Accompagner le nouveau marché de la fusion nucléaire
Exemple dans l'industrie bretonne, où deux ETI et une PME visant le stade d'ETI investissent dans de nouvelles usines. Fabricant d'électro-aimants pour les accélérateurs de particules dans la recherche, la médecine et l'industrie (énergie, semi-conducteurs), la PME vannetaise Sigmaphi fait partie de ces PME en croissance accompagnées par le programme ETIncelles.
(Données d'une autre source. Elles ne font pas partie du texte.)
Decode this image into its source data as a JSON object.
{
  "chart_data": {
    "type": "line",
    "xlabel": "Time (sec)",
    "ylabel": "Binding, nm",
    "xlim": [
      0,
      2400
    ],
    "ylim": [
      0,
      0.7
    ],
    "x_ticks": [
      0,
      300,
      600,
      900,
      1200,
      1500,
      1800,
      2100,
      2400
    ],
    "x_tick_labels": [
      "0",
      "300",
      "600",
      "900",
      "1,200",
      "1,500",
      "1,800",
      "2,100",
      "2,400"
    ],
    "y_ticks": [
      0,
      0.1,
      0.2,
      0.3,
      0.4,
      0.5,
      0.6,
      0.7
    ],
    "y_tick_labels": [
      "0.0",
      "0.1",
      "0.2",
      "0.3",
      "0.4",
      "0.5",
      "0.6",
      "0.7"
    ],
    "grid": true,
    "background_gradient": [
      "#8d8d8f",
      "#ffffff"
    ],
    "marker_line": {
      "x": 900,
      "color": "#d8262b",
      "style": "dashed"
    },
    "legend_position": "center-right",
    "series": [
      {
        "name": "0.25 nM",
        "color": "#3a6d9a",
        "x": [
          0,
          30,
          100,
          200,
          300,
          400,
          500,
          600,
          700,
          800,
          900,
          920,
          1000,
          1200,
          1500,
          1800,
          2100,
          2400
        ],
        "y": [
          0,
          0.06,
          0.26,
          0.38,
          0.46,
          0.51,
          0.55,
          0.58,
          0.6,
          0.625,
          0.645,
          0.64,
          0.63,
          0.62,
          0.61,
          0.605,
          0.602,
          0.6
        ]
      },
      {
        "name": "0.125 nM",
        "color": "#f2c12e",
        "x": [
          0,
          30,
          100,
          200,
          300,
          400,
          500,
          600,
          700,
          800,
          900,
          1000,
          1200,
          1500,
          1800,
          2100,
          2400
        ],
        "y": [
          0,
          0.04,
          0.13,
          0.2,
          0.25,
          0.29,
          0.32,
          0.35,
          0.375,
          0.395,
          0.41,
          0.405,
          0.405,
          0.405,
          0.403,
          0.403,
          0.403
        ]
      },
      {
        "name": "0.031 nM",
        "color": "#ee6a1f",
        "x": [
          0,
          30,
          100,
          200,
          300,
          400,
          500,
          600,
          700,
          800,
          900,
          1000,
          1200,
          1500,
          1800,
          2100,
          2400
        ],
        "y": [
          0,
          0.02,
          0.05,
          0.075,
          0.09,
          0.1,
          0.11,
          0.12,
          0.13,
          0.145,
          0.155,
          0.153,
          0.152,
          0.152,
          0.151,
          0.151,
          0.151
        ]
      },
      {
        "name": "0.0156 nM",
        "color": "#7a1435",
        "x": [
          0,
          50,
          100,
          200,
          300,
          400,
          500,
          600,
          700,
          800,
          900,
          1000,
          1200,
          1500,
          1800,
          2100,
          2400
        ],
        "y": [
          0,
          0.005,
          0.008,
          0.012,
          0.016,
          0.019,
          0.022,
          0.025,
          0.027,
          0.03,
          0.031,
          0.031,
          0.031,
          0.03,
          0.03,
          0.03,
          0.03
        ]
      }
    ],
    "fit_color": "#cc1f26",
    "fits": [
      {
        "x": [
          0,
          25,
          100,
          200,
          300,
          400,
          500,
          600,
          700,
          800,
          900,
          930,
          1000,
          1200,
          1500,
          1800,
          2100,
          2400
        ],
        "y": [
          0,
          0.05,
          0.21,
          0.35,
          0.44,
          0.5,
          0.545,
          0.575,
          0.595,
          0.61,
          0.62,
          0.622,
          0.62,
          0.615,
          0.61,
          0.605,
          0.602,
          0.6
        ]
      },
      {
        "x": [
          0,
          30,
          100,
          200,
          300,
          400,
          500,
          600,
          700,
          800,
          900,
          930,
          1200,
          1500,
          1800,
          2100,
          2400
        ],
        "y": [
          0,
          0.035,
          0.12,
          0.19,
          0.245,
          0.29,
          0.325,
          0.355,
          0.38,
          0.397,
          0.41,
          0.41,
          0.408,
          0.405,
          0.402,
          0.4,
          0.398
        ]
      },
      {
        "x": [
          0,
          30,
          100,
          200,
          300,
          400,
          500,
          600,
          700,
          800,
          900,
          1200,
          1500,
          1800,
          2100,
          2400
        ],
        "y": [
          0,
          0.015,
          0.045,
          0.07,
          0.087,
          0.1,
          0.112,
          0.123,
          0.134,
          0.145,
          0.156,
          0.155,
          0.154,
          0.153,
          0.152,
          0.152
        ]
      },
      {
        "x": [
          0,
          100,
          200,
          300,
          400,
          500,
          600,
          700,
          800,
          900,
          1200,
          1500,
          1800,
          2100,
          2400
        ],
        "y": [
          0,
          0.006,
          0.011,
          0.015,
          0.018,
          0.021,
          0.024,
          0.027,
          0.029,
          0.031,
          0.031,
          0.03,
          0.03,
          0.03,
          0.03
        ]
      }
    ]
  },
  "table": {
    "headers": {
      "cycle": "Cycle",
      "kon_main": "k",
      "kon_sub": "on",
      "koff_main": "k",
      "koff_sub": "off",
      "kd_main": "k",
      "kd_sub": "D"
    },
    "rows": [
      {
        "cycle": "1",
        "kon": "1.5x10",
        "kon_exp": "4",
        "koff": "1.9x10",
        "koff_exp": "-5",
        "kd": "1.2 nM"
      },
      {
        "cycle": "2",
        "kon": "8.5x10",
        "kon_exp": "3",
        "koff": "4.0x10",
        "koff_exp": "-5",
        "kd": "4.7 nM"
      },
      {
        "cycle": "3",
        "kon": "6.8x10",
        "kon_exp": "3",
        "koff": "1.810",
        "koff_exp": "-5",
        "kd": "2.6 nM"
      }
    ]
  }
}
Elle prévoit un investissement de 11 millions d'euros dans une nouvelle usine de 6.000 m2 située à Saint-Avé (Morbihan). « Les perspectives sont bonnes, notre carnet de commandes est plein pour les deux ans à venir, cette nouvelle usine livrable en 2026 doit nous permettre de passer un cap et pérenniser l'entreprise notamment dans le domaine de la fusion nucléaire » explique Sébastien Longelin, son président.
L'entreprise de 130 collaborateurs a répondu à l'appel à projets i-Démo de France 2030 pour accompagner le développement de ce nouveau marché. Bien que réalisant 90% de son activité à l'export, elle entend maintenir sa R&D et sa production en France.